Have room in your heart, barn or stable for a horse? Animal rescue groups across the country are galloping toward a crisis: A record number of horses that need homes and you can help!
“With the rising costs of hay and feed and the downturn of our economy, the Unwanted Horse Coalition has found more owners that are unable to afford their horses,” says Ericka Caslin director of the coalition for the American Horse Council. “Many owners are forced to surrender their horses to equine care facilities. The issue is that the majority of our nation’s care facilities are at maximum capacity and must turn horses away.”
In New England, the Massachusetts Society for the Prevention of Cruelty to Animals isn’t turning horses away–but it took in an all time high number of horses in 2011: Seventy-six! Some of the animals arrived at the MSPCA’s Nevins Farm in desperate shape, ghastly thin, hungry and suffering from various health problems that need expensive, ongoing care.
The reasons the horses arrive at the shelter are heartbreaking. Some are brought in by distraught owners who, for various financial and other reasons, can no longer cope with them. Others are brought in after an animal cruelty investigation.
“Many of the horses that came to us in 2011 were in truly desperate shape: Very thin, suffering from health concerns ranging from parasites to overgrown hooves and worse,” said Melissa Ghareeb, manager of the MSPCA’s Equine & Farm Animal Center at Nevins Farm. “The first thing these horses need is warmth, safety and food. They need to recover from the trauma of neglect. The most important role we can play in the early stages is to just meet these basic needs for safety and nourishment.”
After the horses have had some time to settle in at Nevins the real work begins, and check out the before and after slide show photos of just some amazing success stories. The MSPCA works with veterinarians and barn staff members to nurse them back to health and also spends time socializing the horses so that ultimately they will make wonderful companions. A big outreach effort then takes place to get the word out to the foster and adopter communities in hopes of placing them into loving, forever homes. The flood of surrenders never stops – and they get more every year. Ghareeb says, “They will always do our best to meet the needs of these horses.”
What can you do to help? Caslin asks that people reach out to donate and volunteer with their local horse rescue group, she also wants more to consider the issues of overbreeding and research the need for gelding clinics–which are kinda like having your dog neutered.

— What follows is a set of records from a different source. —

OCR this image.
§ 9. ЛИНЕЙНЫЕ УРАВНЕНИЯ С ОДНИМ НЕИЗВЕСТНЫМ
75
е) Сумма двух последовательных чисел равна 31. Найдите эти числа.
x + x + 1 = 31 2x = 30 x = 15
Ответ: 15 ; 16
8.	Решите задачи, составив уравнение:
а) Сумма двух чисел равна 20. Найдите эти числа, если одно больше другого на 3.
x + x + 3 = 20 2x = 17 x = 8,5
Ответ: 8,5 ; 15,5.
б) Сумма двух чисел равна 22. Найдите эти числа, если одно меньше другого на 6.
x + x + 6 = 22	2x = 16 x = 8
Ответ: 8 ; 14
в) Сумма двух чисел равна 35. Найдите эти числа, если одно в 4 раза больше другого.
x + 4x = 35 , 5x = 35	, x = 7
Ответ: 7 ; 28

The MSPCA welcomes assistance. “Every year the cost of caring for these horses increases. From hay and feed to shavings and medical care, our resources are stretched to the max,” said Jean Weber, director of animal protection. “The generous contributions we receive have been truly appreciated and helped us to help the animals, but with the increasing number of horses, the need for additional resources is great. We continue to ask the community of horse lovers to support our good work through donations so we may continue to do the best we can for the horses that need our help.”
This year the MSPCA wants to implement some new and innovative programs that will help horse owners who may need some temporary assistance in caring for their horse in an effort to prevent surrendering the horse. The goal is always to keep the horse in a loving home if at all possible.